We can also write this in matrix form, which is more useful when coding

\begin{aligned} \frac{\partial g}{\partial x_i} g(f(x)) &= \sum_{k=1}^m \frac{\partial g}{\partial f_k} \frac{\partial f_k}{\partial x_i} \\ &= \nabla g \cdot \nabla f_k \\ \end{aligned}

Where $\nabla g$ denotes $\nabla g(f(x))$ . the full gradient $\nabla g(f(x))$ can be written with matrix multiplication

\begin{bmatrix} \nabla f_1^T \\ \vdots \\ \nabla f_m^T \end{bmatrix} \nabla g = \begin{bmatrix} \nabla f_1^T \nabla g \\ \vdots \\ \nabla f_m^T \nabla g \end{bmatrix}

This matrix is the jacobian!
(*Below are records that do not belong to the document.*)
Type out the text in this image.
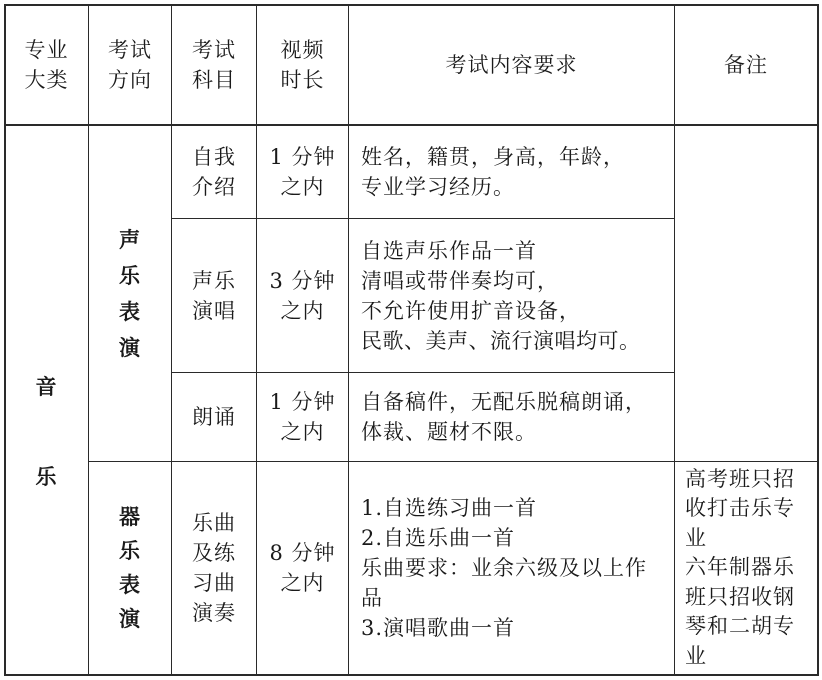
专业
大类
考试
方向
考试
科目
视频
时长
考试内容要求	备注
音
乐
声
乐
表
演
器
乐
表
演
自我
介绍
1 分钟
之内
姓名，籍贯，身高，年龄，
专业学习经历。
声乐
演唱
3 分钟
之内
自选声乐作品一首
清唱或带伴奏均可，
不允许使用扩音设备，
民歌、美声、流行演唱均可。
朗诵
1 分钟
之内
自备稿件，无配乐脱稿朗诵，
体裁、题材不限。
乐曲
及练
习曲
演奏
8 分钟
之内
1.自选练习曲一首
2.自选乐曲一首
乐曲要求：业余六级及以上作
品
3.演唱歌曲一首
高考班只招
收打击乐专
业
六年制器乐
班只招收钢
琴和二胡专
业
If we let $\mathbf{J}$ denote the jacobian of $f$ at $x$ we have

\nabla g(f(x)) = \mathbf{J} \nabla g(f(x))

Intuitively this makes sense TODO

Product rule: Let $f : \mathbf{R}^n \to \mathbf{R}^m$ and $g : \mathbf{R}^n \to \mathbf{R}^m$

\frac{\partial}{\partial x_i} f(x) \cdot g(x)

Basic mnist

We can now take the gradient of a simple model, Let $x \in \mathbf{R}^{784}$ be the pixels in a picture of a handwriten digit. and $y \in \mathbf{R}^{10}$ be a onehot label, eg if the digit was a one we would have $y = [0, 1, \dots, 0]$ .

Our model will be a single matrix multiplication $Wx$ which can be thought of as weighing how much every pixel in the image contributes to each digit. Since we want the outputs of our model to be a probability distribution we define softmax (with $S$ as a shorthand)

\text{softmax}(x) = S(x) = \frac{\exp(x)}{\sum \exp(x_i)}

The job of softmax is to take a vector in $\mathbf{R}^n$ and output a probability distribution (positive real numbers that sum to one)

We can define our loss, I'll use the squared distance from our predicted probability distribution $\hat y$ to the true distribution $y$

L(\hat y) = ||\hat y - y||^2

In all our model is $\hat y = S(Wx)$ with loss $L(\hat y) = ||\hat y - y||^2$

To train the model we need the gradient, so let's compute it using the chain rule.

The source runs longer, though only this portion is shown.